Covered entities that publicly commit to a code of conduct that adhere to the code may assert it as a complete defense to an enforcement action brought by the FTC or a state attorneys general, and any claims regarding the data processing the code covers might be null and void. And, it is wise to revisit the definition of processing personal data which “means taking any action regarding data that is linked to an individual or a specific device, including but not limited to collecting, retaining, disclosing, using, merging, linking, and combining data.” Consequently, a code could provide quite a bit of liability protection provided on how it is drafted and what it covers, of course.
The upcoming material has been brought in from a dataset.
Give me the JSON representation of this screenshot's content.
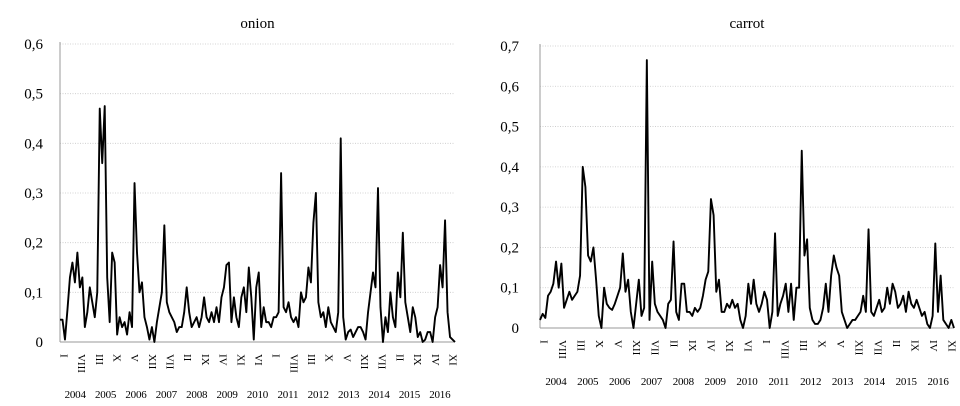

Regarding preemption, the bill would preempt all conflicting state or local laws “to the extent” one “imposes requirements on covered entities with respect to personal data processing,” but then also stipulates that “[n]o State or local government may enforce any personal data processing law against a covered entity to the extent that that entity is entitled to safe harbor protection” under a code of conduct.” But if such laws are already preempted, how could states or localities enforce one? Perhaps, this passage is intended to ward off attempts by states or local governments to use consumer protection statutes, which are expressly not preempted, to try to get around the preemption of their data processing laws. Moreover, other state causes of action remain untouched such as those under contract, tort, trespass, fraud, and others, meaning that covered entities would stull possibly face such actions. The “Consumer Privacy Bill of Rights Act” also would impinge First Amendment rights and any activities under Section 230 would also be exempted. Finally, the bill does not modify, alter, or supersede the operation of any federal privacy or security statute (e.g. HIPAA) in governing the conduct of an otherwise covered entity. But, this goes only as far as the four corners of the other statute, and all conduct outside that statute regarding data processing would seem to fall into the FTC’s jurisdiction to enforce this Act unless the agency lacks jurisdiction over that class of entities (e.g. banks and credit unions.)